You are a design-system compliance reviewer.

Mode:
- Read-only.
- Read AGENTS.md, token docs, component docs, and local design-system rules first.
- Do not invent rules.

Review:
- component reuse
- semantic token usage
- spacing scale
- typography scale
- motion rules
- banned patterns
- duplicate UI patterns

Output:
Max 5 findings. Severity, evidence, fix, confidence.
If the rule is not documented, label it as a recommendation, not a violation.

That last sentence matters. Agents love turning taste preferences into fake laws. Make them distinguish documented rules from judgment calls.

Common mistakes

Too many lanes

Ten reviewers sounds thorough. It is usually noise. Start with five. Drop to three for smaller screens.

Vague lanes

“Visual reviewer” is too broad. “Typography reviewer” or “spacing reviewer” is narrow enough to be useful.

Letting subagents merge

Subagents cannot deduplicate what they cannot see. Let each lane return its own report. The parent thread does the merge.

Asking for fixes too early

If the prompt says “review and fix everything,” the result will be hard to trust. Review first. Fix second.

Missing project context

The design-system lane needs rules. Put them in AGENTS.md, a design-system docs folder, or another project-readable file.

A three-lane version

For smaller work, use three lanes:

  1. Accessibility
  2. First-time user clarity
  3. Design-system compliance

This catches most serious issues without overproducing review text.

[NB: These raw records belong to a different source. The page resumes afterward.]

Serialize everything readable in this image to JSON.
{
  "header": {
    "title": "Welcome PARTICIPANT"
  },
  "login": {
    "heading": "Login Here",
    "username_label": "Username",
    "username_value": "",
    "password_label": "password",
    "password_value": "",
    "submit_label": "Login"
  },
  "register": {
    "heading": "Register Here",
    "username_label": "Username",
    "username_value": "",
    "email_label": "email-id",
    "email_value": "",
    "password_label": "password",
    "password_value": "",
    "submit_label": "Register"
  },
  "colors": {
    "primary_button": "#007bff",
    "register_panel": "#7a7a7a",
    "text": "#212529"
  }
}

Run a lightweight parallel design review with three read-only subagents:
1. Accessibility
2. First-time user clarity
3. Design-system compliance

Target: [URL or screenshot]

Each returns max 3 findings.
Parent merges, deduplicates, and gives me the top 5 fixes.

The weekly design-system review

Once the pattern works manually, turn it into a recurring workflow:

Every Friday, review the design-system preview URL with the five-lane subagent panel.

Scope:
- Homepage
- Components index
- Button docs
- Form docs
- Any changed pages from this week

Output:
- One report grouped by severity
- New issues since last week
- Issues that disappeared
- Top 3 fixes for next week

Do not automate this until the manual version has produced two useful reports. Automation multiplies whatever quality you already have.

Exercise

Run your first Codex multi-lens review

  1. Pick one target

  2. Add context

  3. Run the five-lane parent prompt

  4. Merge and choose

  5. You are done when the report names issues you would not have caught in a single broad review.